FSOC will retain a provision that the panel will have the flexibility to designate any company as systemically important even it doesn’t meet any of the criteria, according to the people familiar with the deliberations.
Geithner said Feb. 2 that the first non-bank companies to be deemed systemically risky will be named this year.
Under the Dodd-Frank act, once the FSOC designates companies as systemic, the Fed would then subject these firms to heightened standards, including raising capital and reducing risky practices. The companies also would have to file “living wills” so they could be unwound in an orderly way if they failed.
Plans to designate systemically risky firms were set back after lawmakers and industry executives complained that the initial proposed criteria, released in January 2011, were too vague.

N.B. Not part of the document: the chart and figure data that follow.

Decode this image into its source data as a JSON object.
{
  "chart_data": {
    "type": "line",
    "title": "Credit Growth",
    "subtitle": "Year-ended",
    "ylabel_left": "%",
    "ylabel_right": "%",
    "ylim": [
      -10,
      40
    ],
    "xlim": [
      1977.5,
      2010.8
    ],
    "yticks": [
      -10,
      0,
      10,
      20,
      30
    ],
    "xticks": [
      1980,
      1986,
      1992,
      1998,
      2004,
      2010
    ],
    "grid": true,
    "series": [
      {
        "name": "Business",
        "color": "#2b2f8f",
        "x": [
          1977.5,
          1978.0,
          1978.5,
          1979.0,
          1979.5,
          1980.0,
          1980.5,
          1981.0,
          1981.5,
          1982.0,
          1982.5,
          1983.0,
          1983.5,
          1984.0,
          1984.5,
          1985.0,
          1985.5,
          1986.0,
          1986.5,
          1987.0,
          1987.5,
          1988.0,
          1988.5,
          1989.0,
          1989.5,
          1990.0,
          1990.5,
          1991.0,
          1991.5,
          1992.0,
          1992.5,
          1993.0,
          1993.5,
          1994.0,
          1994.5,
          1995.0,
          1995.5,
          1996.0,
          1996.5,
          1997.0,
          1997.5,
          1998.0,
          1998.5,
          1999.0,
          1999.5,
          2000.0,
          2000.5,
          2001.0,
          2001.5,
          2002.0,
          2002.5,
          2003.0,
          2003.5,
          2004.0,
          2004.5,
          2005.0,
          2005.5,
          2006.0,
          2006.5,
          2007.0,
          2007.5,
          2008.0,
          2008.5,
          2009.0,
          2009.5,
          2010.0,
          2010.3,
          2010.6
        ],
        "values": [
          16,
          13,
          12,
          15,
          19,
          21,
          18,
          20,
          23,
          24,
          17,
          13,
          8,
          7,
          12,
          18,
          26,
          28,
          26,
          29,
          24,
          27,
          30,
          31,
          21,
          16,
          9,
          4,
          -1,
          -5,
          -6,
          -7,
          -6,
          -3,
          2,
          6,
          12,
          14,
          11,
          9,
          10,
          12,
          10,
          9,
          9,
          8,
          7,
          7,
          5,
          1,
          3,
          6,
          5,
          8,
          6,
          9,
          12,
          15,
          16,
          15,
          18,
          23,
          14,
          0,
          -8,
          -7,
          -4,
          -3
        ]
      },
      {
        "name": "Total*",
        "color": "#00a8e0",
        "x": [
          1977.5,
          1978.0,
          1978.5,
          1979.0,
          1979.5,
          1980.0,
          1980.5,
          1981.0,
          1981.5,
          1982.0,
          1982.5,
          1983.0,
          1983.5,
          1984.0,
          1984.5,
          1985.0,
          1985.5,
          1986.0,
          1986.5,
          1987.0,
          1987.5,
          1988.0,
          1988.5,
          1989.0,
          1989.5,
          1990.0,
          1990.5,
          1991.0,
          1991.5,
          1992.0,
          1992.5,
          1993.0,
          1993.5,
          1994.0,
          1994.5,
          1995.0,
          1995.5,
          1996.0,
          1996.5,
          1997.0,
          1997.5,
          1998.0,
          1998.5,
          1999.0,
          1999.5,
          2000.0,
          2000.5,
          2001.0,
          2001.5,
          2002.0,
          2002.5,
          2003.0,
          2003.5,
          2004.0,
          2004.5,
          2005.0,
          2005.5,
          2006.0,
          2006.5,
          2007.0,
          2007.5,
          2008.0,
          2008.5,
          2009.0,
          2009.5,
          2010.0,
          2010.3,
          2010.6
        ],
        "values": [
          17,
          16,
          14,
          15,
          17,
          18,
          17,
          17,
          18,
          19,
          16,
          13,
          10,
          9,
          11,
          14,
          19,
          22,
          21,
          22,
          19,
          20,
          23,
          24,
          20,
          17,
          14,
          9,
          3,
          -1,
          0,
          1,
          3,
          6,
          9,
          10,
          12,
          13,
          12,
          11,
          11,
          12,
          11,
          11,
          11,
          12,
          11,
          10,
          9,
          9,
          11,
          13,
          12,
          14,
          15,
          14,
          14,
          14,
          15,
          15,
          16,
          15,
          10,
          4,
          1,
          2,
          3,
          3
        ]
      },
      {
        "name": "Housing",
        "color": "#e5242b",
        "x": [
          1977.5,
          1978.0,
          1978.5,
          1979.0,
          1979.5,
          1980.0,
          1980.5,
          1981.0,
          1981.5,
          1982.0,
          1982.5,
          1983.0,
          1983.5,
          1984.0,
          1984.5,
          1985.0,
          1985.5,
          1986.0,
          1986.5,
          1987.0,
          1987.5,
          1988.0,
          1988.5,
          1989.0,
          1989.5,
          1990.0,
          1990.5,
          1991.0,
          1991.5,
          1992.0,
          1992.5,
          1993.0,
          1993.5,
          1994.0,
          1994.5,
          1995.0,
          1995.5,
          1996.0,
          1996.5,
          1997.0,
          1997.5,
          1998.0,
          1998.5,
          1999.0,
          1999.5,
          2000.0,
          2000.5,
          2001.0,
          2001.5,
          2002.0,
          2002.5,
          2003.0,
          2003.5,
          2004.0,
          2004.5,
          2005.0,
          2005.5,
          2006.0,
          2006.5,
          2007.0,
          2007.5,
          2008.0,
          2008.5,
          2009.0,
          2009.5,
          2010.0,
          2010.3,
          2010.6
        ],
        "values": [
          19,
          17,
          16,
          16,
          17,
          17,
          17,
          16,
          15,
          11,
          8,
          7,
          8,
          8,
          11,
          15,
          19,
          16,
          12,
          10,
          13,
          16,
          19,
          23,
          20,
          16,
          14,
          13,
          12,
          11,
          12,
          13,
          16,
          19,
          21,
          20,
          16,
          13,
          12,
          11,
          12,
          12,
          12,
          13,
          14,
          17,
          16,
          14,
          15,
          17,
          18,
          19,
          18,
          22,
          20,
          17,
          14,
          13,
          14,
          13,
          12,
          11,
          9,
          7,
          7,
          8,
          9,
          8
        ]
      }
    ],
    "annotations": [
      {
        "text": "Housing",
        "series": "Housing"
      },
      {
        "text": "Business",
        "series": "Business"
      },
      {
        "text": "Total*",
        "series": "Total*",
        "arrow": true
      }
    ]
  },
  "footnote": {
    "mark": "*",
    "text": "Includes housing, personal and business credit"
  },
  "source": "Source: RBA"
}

FSOC responded in October with a new proposal with metrics for designation.
Even after the rule is final, it is unclear how long it will take FSOC to begin designations.

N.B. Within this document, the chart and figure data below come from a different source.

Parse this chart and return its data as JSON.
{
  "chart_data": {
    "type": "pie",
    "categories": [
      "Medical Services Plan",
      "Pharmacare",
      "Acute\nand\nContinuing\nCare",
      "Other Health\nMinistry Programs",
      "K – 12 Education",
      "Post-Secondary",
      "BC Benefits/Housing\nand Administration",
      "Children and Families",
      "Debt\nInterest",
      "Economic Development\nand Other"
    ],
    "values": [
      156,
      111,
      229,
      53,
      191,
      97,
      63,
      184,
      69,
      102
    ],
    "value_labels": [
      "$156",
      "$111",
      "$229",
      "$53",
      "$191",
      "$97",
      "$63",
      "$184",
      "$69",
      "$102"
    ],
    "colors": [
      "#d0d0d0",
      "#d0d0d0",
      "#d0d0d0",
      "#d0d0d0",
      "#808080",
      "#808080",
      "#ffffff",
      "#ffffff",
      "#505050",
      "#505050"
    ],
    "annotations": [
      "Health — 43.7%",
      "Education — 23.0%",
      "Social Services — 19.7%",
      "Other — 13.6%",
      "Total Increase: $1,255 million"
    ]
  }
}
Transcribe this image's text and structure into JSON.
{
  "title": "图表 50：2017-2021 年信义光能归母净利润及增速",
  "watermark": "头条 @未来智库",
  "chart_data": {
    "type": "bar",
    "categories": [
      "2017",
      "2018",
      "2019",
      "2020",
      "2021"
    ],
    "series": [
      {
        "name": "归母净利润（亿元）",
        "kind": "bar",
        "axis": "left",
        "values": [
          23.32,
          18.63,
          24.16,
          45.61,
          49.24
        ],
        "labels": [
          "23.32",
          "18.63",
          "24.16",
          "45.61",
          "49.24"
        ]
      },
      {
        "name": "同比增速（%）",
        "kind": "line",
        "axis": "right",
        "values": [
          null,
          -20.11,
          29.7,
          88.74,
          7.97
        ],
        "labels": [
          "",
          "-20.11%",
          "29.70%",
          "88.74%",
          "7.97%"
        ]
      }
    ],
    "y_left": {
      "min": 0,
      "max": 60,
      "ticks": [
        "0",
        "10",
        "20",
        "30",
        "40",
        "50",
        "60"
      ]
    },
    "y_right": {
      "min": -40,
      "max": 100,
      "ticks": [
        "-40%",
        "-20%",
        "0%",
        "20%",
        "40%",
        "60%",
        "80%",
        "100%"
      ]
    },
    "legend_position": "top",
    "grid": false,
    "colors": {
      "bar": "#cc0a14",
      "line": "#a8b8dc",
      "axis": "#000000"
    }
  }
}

“They probably need to proceed carefully because there could be court challenges, there could be other procedural hurdles.” said Satish Kini, co-chairman of the banking group at law firm Debevoise & Plimpton LLP. “Congress is going to be interested in how they go about this.”
“They know this is a task that is not going to make any friends for the administration,” said Ernest Patrikis, a partner at the law firm White & Case LLC and a former general counsel at the Federal Reserve Bank of New York. “Politically it’s not an easy task because even if you meet certain criteria there are going to be significant costs.”